One of them, a rotating disk jukebox of the Wurlitzer variety, is something of a wonder. The carousel holds 128 magnetic disks, apparently rigid. This was the first we’d ever heard of a magnetic hard disk library.

The only information we could glean on the strange product, probably built by RCA, are the following: it contained 128 disks of the same format as vinyl 45rpm audio records; each side contained 2 parallel spiral tracks; one track held ten “cells,” each with capacity of 900 characters; since it was possible to read and write on both of the disk’s sides (suggesting that it had 2 magnetic heads), we get a total capacity of 36,000 characters per disk, and a total of 4.6 million characters for the jukebox; average access time to a given cell was 4.25s, with transfer rate of 2,500 characters per second in read or write.

Two jukeboxes could be connected to a central Gamma 30 computer, and eventually even 4, with an additional controller. Thus, we get a maximum capacity of around 28 million characters. On the Gamma 30, 6-bits caracters were represented as 2 bytes.

The small brochure the Federation provided us indicates that this odd device was intended to store data that didn’t require fast times. The example given is that of certain portions of software, where it would be too expensive to record them in the central memory (in magnetic core technology of up to 40K characters), such as those used only at the start and end of processing.

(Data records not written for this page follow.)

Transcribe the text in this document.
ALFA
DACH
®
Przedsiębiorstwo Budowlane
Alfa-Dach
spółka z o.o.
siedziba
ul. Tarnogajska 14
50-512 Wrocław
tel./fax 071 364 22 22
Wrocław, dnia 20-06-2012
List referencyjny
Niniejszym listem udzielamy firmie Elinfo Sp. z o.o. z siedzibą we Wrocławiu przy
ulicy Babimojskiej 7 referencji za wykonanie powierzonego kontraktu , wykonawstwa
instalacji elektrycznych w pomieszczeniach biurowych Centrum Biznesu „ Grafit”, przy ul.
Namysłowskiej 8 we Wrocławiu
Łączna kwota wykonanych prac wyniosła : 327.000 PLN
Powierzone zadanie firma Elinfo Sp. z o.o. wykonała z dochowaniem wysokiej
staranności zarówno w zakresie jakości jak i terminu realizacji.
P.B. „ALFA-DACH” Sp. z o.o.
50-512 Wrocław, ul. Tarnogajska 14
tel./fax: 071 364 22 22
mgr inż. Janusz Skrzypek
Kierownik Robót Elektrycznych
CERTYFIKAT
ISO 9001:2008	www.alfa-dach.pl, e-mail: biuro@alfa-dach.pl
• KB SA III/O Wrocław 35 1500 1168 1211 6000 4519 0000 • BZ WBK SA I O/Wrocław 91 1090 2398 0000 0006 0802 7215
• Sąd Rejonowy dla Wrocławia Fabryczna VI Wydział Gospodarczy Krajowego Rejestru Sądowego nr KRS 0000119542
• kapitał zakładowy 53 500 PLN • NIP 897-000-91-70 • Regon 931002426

For the programming, 2 instructions were necessary, one for the choice of the disk, the other for selecting the positioning of the desired information.

Unfortunately, we were unable to get more information about its inventors, its price, even whether it was ever really put on the market or from when it dates (we know only that the Gamma 30, developed by RCA under the name RCA 301, was sold by Compagnie des Machines Bull between 1961 and 1965, along with Siemens in Europe and ICT in the UK under the name ICT 1501 ).